James Axler – Crossways

Mildred and J.B. had the main bedroom, opening a top fanlight window to air it.

Doc was allowed the bed in the spare room, which he went to early.

Krysty picked the sofa for herself while Jak scavenged in the garage and found a camp bed with an inflatable mattress. It revealed a very slow leak but it held up enough for him to have a reasonable night’s sleep in a corner of the living room, close to the window.

KRYSTY STARTED AWAKE once in the middle of the night, reaching out automatically for Ryan’s comforting hand, feeling the cold shock of desolation when she realized where she was, and that she was alone.

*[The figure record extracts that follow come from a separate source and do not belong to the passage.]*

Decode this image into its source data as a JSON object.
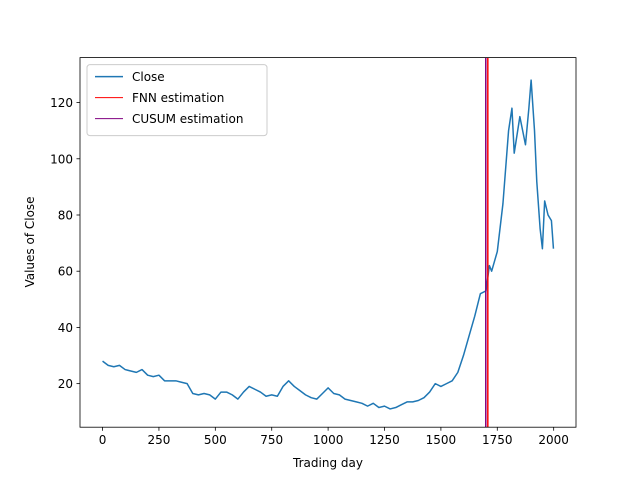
{
  "chart_data": {
    "type": "line",
    "xlabel": "Trading day",
    "ylabel": "Values of Close",
    "xlim": [
      -99.95,
      2098.95
    ],
    "ylim": [
      4.5,
      136
    ],
    "xticks": [
      0,
      250,
      500,
      750,
      1000,
      1250,
      1500,
      1750,
      2000
    ],
    "yticks": [
      20,
      40,
      60,
      80,
      100,
      120
    ],
    "grid": false,
    "legend": "upper left",
    "series": [
      {
        "name": "Close",
        "color": "#1f77b4",
        "x": [
          0,
          25,
          50,
          75,
          100,
          125,
          150,
          175,
          200,
          225,
          250,
          275,
          300,
          325,
          350,
          375,
          400,
          425,
          450,
          475,
          500,
          525,
          550,
          575,
          600,
          625,
          650,
          675,
          700,
          725,
          750,
          775,
          800,
          825,
          850,
          875,
          900,
          925,
          950,
          975,
          1000,
          1025,
          1050,
          1075,
          1100,
          1125,
          1150,
          1175,
          1200,
          1225,
          1250,
          1275,
          1300,
          1325,
          1350,
          1375,
          1400,
          1425,
          1450,
          1475,
          1500,
          1525,
          1550,
          1575,
          1600,
          1625,
          1650,
          1675,
          1700,
          1715,
          1725,
          1750,
          1775,
          1800,
          1815,
          1825,
          1850,
          1875,
          1890,
          1900,
          1915,
          1925,
          1940,
          1950,
          1960,
          1975,
          1990,
          1999
        ],
        "values": [
          28,
          26.5,
          26,
          26.5,
          25,
          24.5,
          24,
          25,
          23,
          22.5,
          23,
          21,
          21,
          21,
          20.5,
          20,
          16.5,
          16,
          16.5,
          16,
          14.5,
          17,
          17,
          16,
          14.5,
          17,
          19,
          18,
          17,
          15.5,
          16,
          15.5,
          19,
          21,
          19,
          17.5,
          16,
          15,
          14.5,
          16.5,
          18.5,
          16.5,
          16,
          14.5,
          14,
          13.5,
          13,
          12,
          13,
          11.5,
          12,
          11,
          11.5,
          12.5,
          13.5,
          13.5,
          14,
          15,
          17,
          20,
          19,
          20,
          21,
          24,
          30,
          37,
          44,
          52,
          53,
          62,
          60,
          67,
          84,
          110,
          118,
          102,
          115,
          105,
          118,
          128,
          110,
          92,
          75,
          68,
          85,
          80,
          78,
          68
        ]
      },
      {
        "name": "FNN estimation",
        "color": "#ff0000",
        "vline": 1708
      },
      {
        "name": "CUSUM estimation",
        "color": "#800080",
        "vline": 1699
      }
    ]
  }
}
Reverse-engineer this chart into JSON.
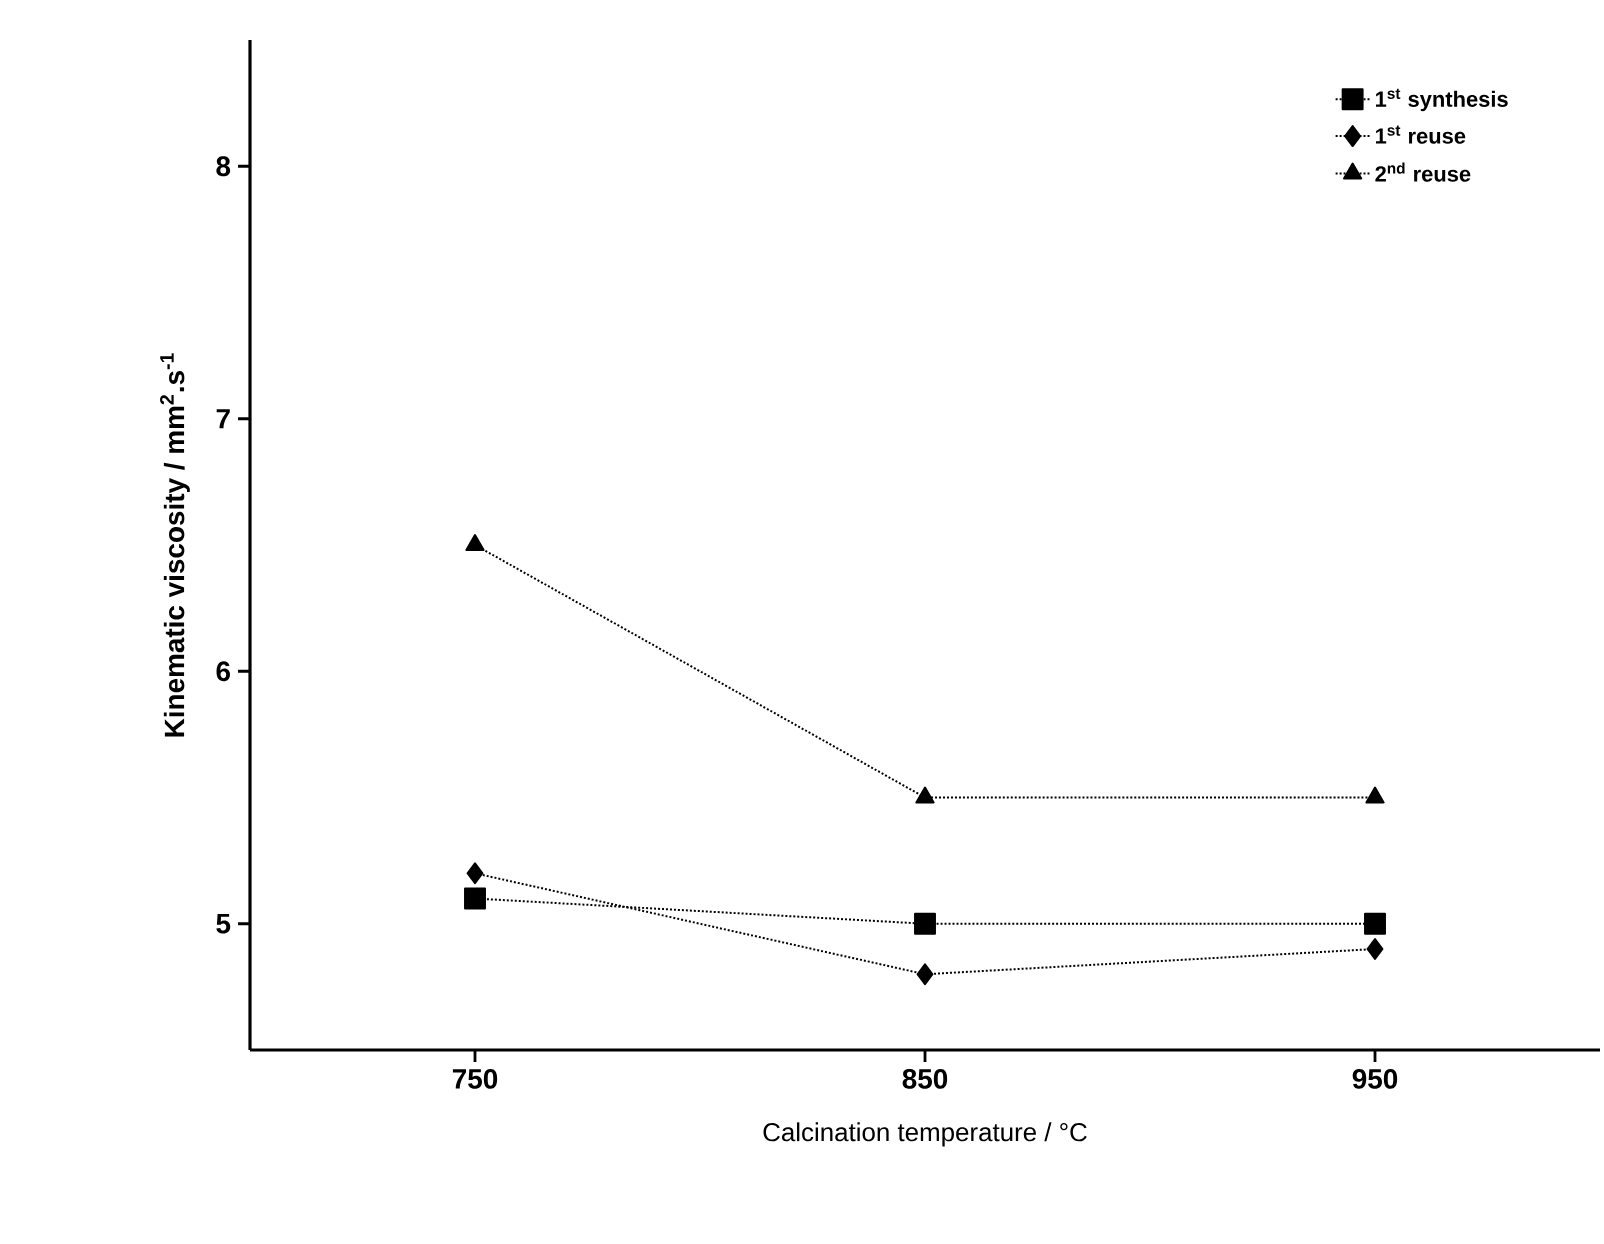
{
  "chart_data": {
    "type": "line",
    "xlabel": "Calcination temperature / °C",
    "ylabel": "Kinematic viscosity / mm$^{2}$.s$^{-1}$",
    "x": [
      750,
      850,
      950
    ],
    "xlim": [
      700,
      1000
    ],
    "xticks": [
      750,
      850,
      950
    ],
    "ylim": [
      4.5,
      8.5
    ],
    "yticks": [
      5,
      6,
      7,
      8
    ],
    "legend": "top right",
    "line_style": "dotted",
    "series": [
      {
        "name": "1$^{st}$ synthesis",
        "color": "#000000",
        "marker": "square",
        "values": [
          5.1,
          5.0,
          5.0
        ]
      },
      {
        "name": "1$^{st}$ reuse",
        "color": "#000000",
        "marker": "diamond",
        "values": [
          5.2,
          4.8,
          4.9
        ]
      },
      {
        "name": "2$^{nd}$ reuse",
        "color": "#000000",
        "marker": "triangle",
        "values": [
          6.5,
          5.5,
          5.5
        ]
      }
    ]
  }
}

For some time she was unable to slide back into the warm comfort of sleep, and she found herself thinking of the tragic ending of the owners of the beautiful house. And how that same tragedy had to have been repeated countless times, as J.B. had said, all through Deathlands.

A phrase she’d heard Doc use came to her. Something about people leading lives of quiet desperation.

With that doleful thought she finally fell asleep once more, not waking until dawn light broke through a gap in the dark brown velvet draperies.

And she could smell the glowing embers of the night’s fire and the wonderful scent of fresh coffee coming from the brightly lit kitchen.

EVERYONE HAD SLEPT pretty well, and Doc, in particular, seemed a new man, back to his old form. He sang an old song in a hearty voice as he helped Jak prepare breakfast for everyone.

Mildred had given her approval to some sealed foil packages of scrambled eggs with ham and peppers, and Jak and Doc served them piping hot from a pair of skillets. They’d opened some cans of dough that they heated in the electric oven, finding that they came out as crescent-shaped rolls, soft and buttery.

And more coffee.

The only major failure was some self-bake pecan pie, which turned into foul-smelling sticky cardboard.

“Think it would be possible to actually live up here and get the house going again?” Krysty asked.

J.B. considered the question for several seconds. “Need reliable transport. Come the winter you could be locked in here for three or four months. Doubt the electrics would cope if they were used too much. Heating would be difficult with only one fireplace. And you wouldn’t be able to grow too much fruit and vegetables at this altitude and on an exposed scarp like this. Plenty of game. But, on balance, it’d be rad-blasted hard.”

It was an unusually long speech from the sallow little Armorer.

“Guess in those technodays the road would have been swept clear, and you could get groceries and stuff delivered from Leadville or Glenwood Springs,” Krysty said. “And all kinds of repairmen the other end of a phone.”

“Die here in winter.” Jak had just had a hot bath upstairs and come down with his long white hair plastered to his skull and shoulders.

“I’ll do the washing up,” Mildred said. “Maybe we should be going.”

“The hot-bath idea seems admirable.” Doc laughed. “Though I see little point in washing the plates. It has been a century since anyone came this way last. And it will probably be another hundred years before anyone returns. By then I think that the old house will be a mass of tumbled timber.”

Mildred stared at him. “You can live like a pig in muck, Doc, but I was raised not to leave dirty dishes around. There’s plenty of hot water from the boiler to the fire if we all want hot baths.”

The thought of that was too tempting, and they agreed to postpone their departure for Leadville and beyond until after lunch, by which time they would all have used the deep tub and be ready to face the trail once more.

“Ryan’ll wait for us up at Fairplay,” Krysty said. “Like we arranged.”

Chapter Twenty-One

After an excellent and sustaining breakfast, Ryan had a last brief meeting with Nicholas Brody.

The big bearded man was alone in his study, and as Ryan entered the room, he was doubled over his desk with a horrendous coughing fit. He had a white handkerchief pressed to his face, and Ryan thought that he glimpsed a dappling of crimson before the headmaster quickly put it back into his pocket.